S’empresser de se lever chaque matin pour vérifier qu’il est toujours là.
L’apercevoir, confortablement installé sur la plus grosse branche du plus gros gros arbre juste en face de ma fenêtre.
Entamer sa journée en l’admirant quelques instants sautiller de branche en branche puis se glisser tête en bas le long du tronc pour rejoindre le sol, et y grignoter quelque friandise à lui seul destinée.
Apprécier ce rituel matinal.
Se dire qu’il va nous manquer lorsqu’on aura rejoint Bruxelles.
Se demander l’espace d’un instant s’il serait possible de faire vivre un écureuil en captivité sur sa terrasse.
Imaginer les babines retroussées et la gueule salivante du trio félin et y renoncer.
Se rendre au réfectoire prendre son petit-déjeuner.
Retrouver ses quinze élèves et leurs yeux brillants d’envie.
Se souvenir de ses premiers émois théâtraux, il y a tant d’années déjà.
Redécider, chaque matin, de leur donner le maximum, de se livrer à fond parce qu’on doit bien cela à ces trente yeux brillants.
Tenter de leur transmettre un peu de la passion que d’autres m’ont transmise lorsque j’avais leur âge.
Se persuader que l’avenir est là, dans ces regards avides, et non dans les catastrophes dont les médias, les réseaux sociaux et les amis adeptes de théories conspirationnistes aiment à nous abreuver.
Terminer la semaine émue aux larmes par cette bande de chiens fous si assoiffés d’apprendre.
S’en vouloir de n’avoir pas assez trouvé les mots pour les remercier de tout ce qu’ils m’ont apporté.

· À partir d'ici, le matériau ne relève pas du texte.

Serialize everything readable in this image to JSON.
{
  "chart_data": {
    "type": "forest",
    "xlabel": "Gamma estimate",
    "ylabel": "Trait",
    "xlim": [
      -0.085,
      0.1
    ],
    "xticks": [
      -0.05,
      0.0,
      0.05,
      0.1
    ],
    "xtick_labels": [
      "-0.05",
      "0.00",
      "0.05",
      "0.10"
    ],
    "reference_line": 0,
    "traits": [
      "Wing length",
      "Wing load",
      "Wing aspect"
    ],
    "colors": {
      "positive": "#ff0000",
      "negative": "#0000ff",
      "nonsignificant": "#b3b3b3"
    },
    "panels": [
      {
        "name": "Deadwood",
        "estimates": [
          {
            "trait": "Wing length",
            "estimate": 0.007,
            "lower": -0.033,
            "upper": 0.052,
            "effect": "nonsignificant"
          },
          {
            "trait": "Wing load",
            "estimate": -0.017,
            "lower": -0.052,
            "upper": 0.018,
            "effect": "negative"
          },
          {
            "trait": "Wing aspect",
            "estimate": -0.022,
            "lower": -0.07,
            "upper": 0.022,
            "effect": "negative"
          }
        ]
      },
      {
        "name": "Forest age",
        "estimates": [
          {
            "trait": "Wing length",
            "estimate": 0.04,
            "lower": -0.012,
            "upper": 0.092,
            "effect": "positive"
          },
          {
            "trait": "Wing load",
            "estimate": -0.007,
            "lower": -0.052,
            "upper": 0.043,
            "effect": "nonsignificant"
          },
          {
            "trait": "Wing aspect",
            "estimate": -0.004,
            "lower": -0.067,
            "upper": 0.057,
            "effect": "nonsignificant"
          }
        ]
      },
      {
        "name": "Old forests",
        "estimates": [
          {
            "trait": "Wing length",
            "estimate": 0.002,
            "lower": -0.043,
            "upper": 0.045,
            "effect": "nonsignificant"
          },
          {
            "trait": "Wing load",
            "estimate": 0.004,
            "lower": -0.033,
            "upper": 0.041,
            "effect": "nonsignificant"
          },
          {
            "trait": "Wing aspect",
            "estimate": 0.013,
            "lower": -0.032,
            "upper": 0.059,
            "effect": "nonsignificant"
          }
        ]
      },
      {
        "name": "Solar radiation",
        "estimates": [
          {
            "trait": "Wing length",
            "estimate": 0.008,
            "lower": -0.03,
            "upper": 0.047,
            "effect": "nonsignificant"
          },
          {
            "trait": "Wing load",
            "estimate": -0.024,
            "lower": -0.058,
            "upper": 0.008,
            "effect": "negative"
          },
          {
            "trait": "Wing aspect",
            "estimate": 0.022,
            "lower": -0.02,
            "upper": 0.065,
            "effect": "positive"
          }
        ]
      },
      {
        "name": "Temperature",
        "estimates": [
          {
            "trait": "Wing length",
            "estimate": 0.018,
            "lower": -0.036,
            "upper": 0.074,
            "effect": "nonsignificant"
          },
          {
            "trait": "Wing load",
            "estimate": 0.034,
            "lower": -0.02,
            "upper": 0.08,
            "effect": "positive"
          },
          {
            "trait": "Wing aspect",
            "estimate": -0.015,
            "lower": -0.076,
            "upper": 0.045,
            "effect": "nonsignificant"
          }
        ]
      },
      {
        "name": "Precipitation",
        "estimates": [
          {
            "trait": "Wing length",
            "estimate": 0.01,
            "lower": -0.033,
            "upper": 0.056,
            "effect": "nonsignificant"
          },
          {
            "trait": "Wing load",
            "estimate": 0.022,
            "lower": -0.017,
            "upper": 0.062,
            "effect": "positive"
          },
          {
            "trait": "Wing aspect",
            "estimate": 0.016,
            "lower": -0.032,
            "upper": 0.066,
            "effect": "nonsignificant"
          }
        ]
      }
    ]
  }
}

Quitter Melun vendredi soir, fatiguée, courbaturée, la gorge en vrac (se rappeler que le médecin nous avait conseillé de parler le moins possible durant la semaine pour soigner cette fichue angine et se dire que c’est raté) mais heureuse du travail accompli. 
Flotter entre deux eaux dans le train qui nous ramène à la civilisation.
Osciller entre la nostalgie déjà de cette semaine hors du quotidien, semaine durant laquelle on s’est sentie connectée à cette source d’énergie et de bonheur que peut être le théâtre, et le plaisir de retrouver bientôt son chez-soi, de retrouver Bruxelles, Compagnon Cuisinier et l’infernal trio miauleur.
Mais être obligée de passer quelques jours à Paris pour y régler des obligations administratives avant de rentrer à Bruxelles.
Arriver dans la Ville Lumière et s’y sentir bizarrement étrangère après y avoir pourtant vécu plus de dix ans.
Récupérer les clés d’un appartement prêté par un ami pour y passer ces quelques nuits de transit.
Débarquer dans l’appartement inhabité et glacial, et découvrir avec ravissement que le précédent locataire s’est cru autorisé à partir en emportant la couette et tout le linge de lit.
Passer la nuit seule emmitouflée dans son manteau.
Avoir l’impression de renouer avec les galères de quand on avait vingt ans, mais un peu moins jeune, un peu moins enthousiaste, un peu moins résistante…
Rêver d’avoir un jour les moyens de se payer un hôtel.

Décider, à défaut, de se payer un sac de couchage.